Tony Scott and the Dying Macho Man
With tough guy movies like Man on Fire the filmmaker reminded how violent instincts actually uphold the best of civilization.
August 21, 2012 - 10:30 am
Really sad to hear about the death of Tony Scott. I didn’t know him and have nothing personal to say, but I was a genuine admirer of his films. They were macho — manly — and that in itself made them a cut above much of what comes out of Hollywood.
Many people in the West use the word “macho” as a pejorative. This is because they are self-deceiving knuckleheads. They are kept so safe by (mostly) macho men with guns in the military and our various police forces that they can feel free to pretend they are somehow better and more civilized, doncha know, than their protectors. But the fact is if good boys aren’t taught to fight and win for what’s right, bad boys — from street gangs and Iran and Russia and China — will teach them how to fight and lose. And no, generalizing and excepting the exceptions, girls can’t cut it.

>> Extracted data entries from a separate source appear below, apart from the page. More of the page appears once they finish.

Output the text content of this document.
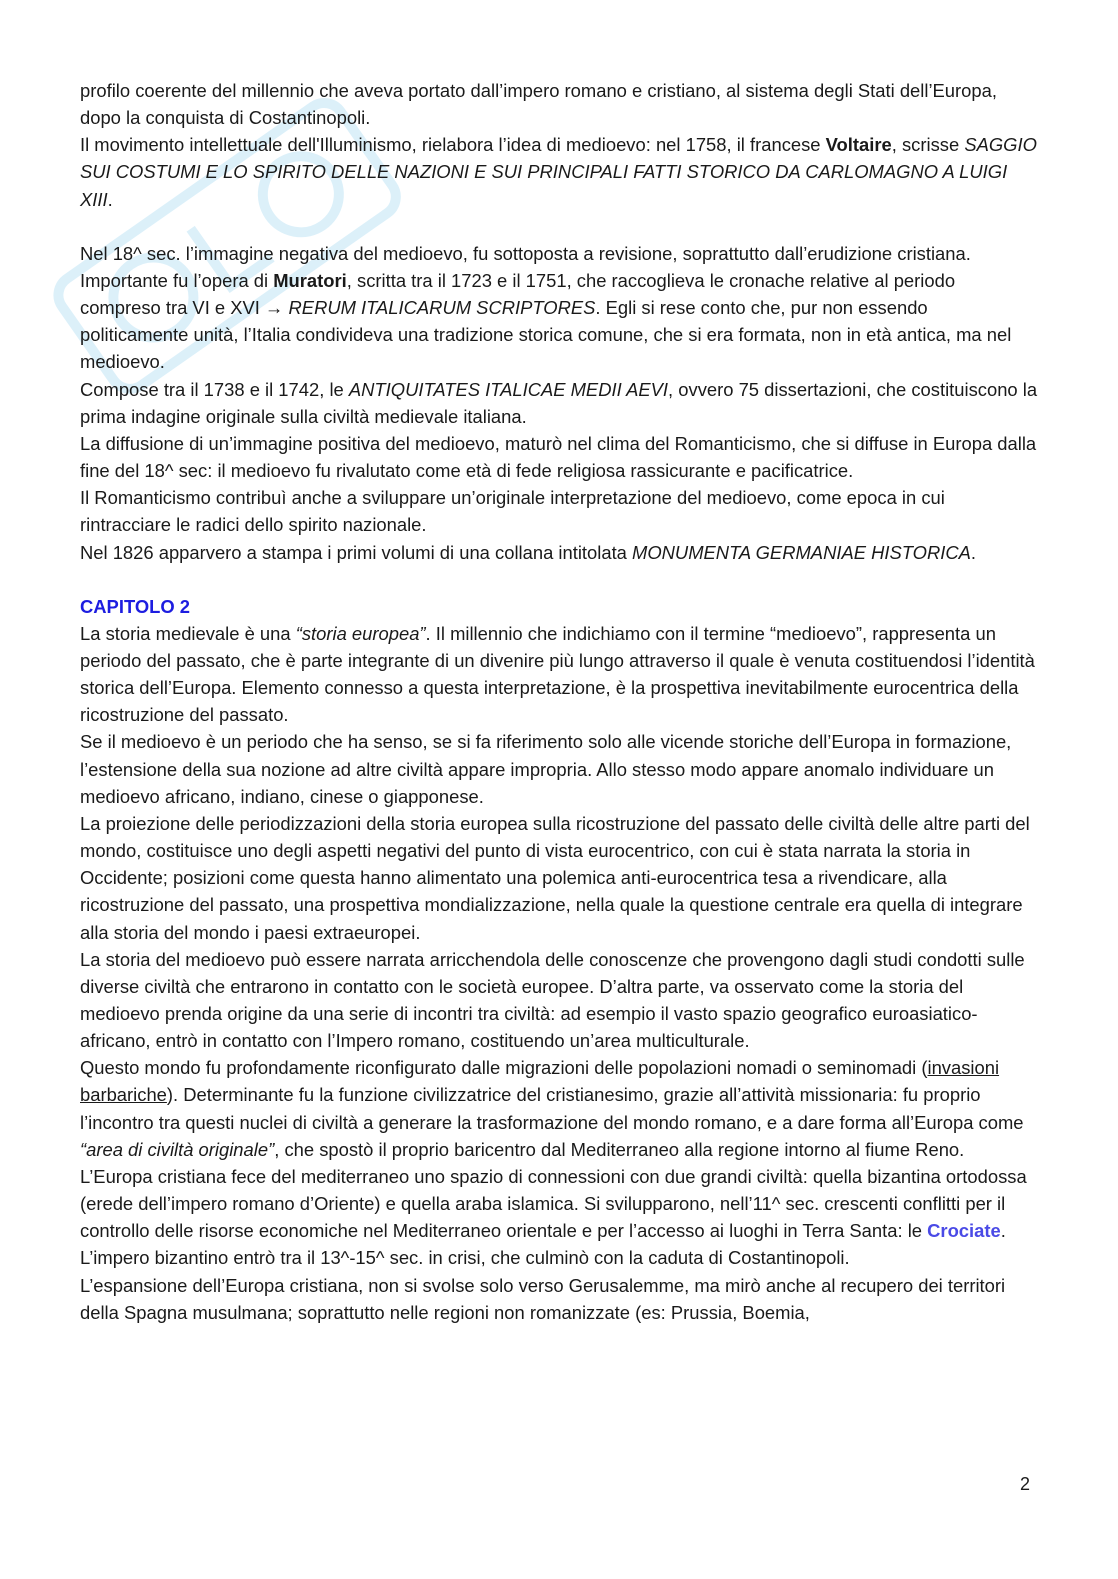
profilo coerente del millennio che aveva portato dall’impero romano e cristiano, al sistema degli Stati dell’Europa, dopo la conquista di Costantinopoli.

Il movimento intellettuale dell'Illuminismo, rielabora l’idea di medioevo: nel 1758, il francese Voltaire, scrisse SAGGIO SUI COSTUMI E LO SPIRITO DELLE NAZIONI E SUI PRINCIPALI FATTI STORICO DA CARLOMAGNO A LUIGI XIII.

Nel 18^ sec. l’immagine negativa del medioevo, fu sottoposta a revisione, soprattutto dall’erudizione cristiana. Importante fu l’opera di Muratori, scritta tra il 1723 e il 1751, che raccoglieva le cronache relative al periodo compreso tra VI e XVI → RERUM ITALICARUM SCRIPTORES. Egli si rese conto che, pur non essendo politicamente unità, l’Italia condivideva una tradizione storica comune, che si era formata, non in età antica, ma nel medioevo.

Compose tra il 1738 e il 1742, le ANTIQUITATES ITALICAE MEDII AEVI, ovvero 75 dissertazioni, che costituiscono la prima indagine originale sulla civiltà medievale italiana.

La diffusione di un’immagine positiva del medioevo, maturò nel clima del Romanticismo, che si diffuse in Europa dalla fine del 18^ sec: il medioevo fu rivalutato come età di fede religiosa rassicurante e pacificatrice.

Il Romanticismo contribuì anche a sviluppare un’originale interpretazione del medioevo, come epoca in cui rintracciare le radici dello spirito nazionale.

Nel 1826 apparvero a stampa i primi volumi di una collana intitolata MONUMENTA GERMANIAE HISTORICA.

CAPITOLO 2

La storia medievale è una “storia europea”. Il millennio che indichiamo con il termine “medioevo”, rappresenta un periodo del passato, che è parte integrante di un divenire più lungo attraverso il quale è venuta costituendosi l’identità storica dell’Europa. Elemento connesso a questa interpretazione, è la prospettiva inevitabilmente eurocentrica della ricostruzione del passato.

Se il medioevo è un periodo che ha senso, se si fa riferimento solo alle vicende storiche dell’Europa in formazione, l’estensione della sua nozione ad altre civiltà appare impropria. Allo stesso modo appare anomalo individuare un medioevo africano, indiano, cinese o giapponese.

La proiezione delle periodizzazioni della storia europea sulla ricostruzione del passato delle civiltà delle altre parti del mondo, costituisce uno degli aspetti negativi del punto di vista eurocentrico, con cui è stata narrata la storia in Occidente; posizioni come questa hanno alimentato una polemica anti-eurocentrica tesa a rivendicare, alla ricostruzione del passato, una prospettiva mondializzazione, nella quale la questione centrale era quella di integrare alla storia del mondo i paesi extraeuropei.

La storia del medioevo può essere narrata arricchendola delle conoscenze che provengono dagli studi condotti sulle diverse civiltà che entrarono in contatto con le società europee. D’altra parte, va osservato come la storia del medioevo prenda origine da una serie di incontri tra civiltà: ad esempio il vasto spazio geografico euroasiatico-africano, entrò in contatto con l’Impero romano, costituendo un’area multiculturale.

Questo mondo fu profondamente riconfigurato dalle migrazioni delle popolazioni nomadi o seminomadi (invasioni barbariche). Determinante fu la funzione civilizzatrice del cristianesimo, grazie all’attività missionaria: fu proprio l’incontro tra questi nuclei di civiltà a generare la trasformazione del mondo romano, e a dare forma all’Europa come “area di civiltà originale”, che spostò il proprio baricentro dal Mediterraneo alla regione intorno al fiume Reno.

L’Europa cristiana fece del mediterraneo uno spazio di connessioni con due grandi civiltà: quella bizantina ortodossa (erede dell’impero romano d’Oriente) e quella araba islamica. Si svilupparono, nell’11^ sec. crescenti conflitti per il controllo delle risorse economiche nel Mediterraneo orientale e per l’accesso ai luoghi in Terra Santa: le Crociate.

L’impero bizantino entrò tra il 13^-15^ sec. in crisi, che culminò con la caduta di Costantinopoli.

L’espansione dell’Europa cristiana, non si svolse solo verso Gerusalemme, ma mirò anche al recupero dei territori della Spagna musulmana; soprattutto nelle regioni non romanizzate (es: Prussia, Boemia,

2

So it behooves an artist to pay tribute to tough guys now and then. Not nice guys who talk tough but the hard bastards who understand that, in certain circumstances, violence is not only an act of love, but the act of love that makes all other acts of love possible.
Man on Fire (2004) is one of the very few recent films that I consider truly tough. The great Denzel Washington (Scott’s most-oft-used star) plays a mercenary looking for redemption who discovers his salvation lies in a blood-soaked hunt for a kidnapped child. Filled with Christian imagery and ideas, the movie asks the question: What happens to a man when the single talent God gives him is a talent for killing? The answers are both tragic and triumphant, and the action, story, performances, and most of all direction are all terrific.
Go take a look at the reaction to the film on Rotten Tomatoes. The critics give it a withering 39% approval. The human beings give it 89%, one short of 90%, which is almost unheard of. The critics whine prissily about the ugly violence. The people get it: this is a thoughtful, exciting, and macho tribute to the sine qua non guys, the violent guys — and the violent instincts — that uphold the best of civilization. (See my earlier similar remarks about Act of Valor.)
Tony Scott was a wonderful director of macho action films. Hollywood is diminished by his death and I personally am sorry to see him go. RIP.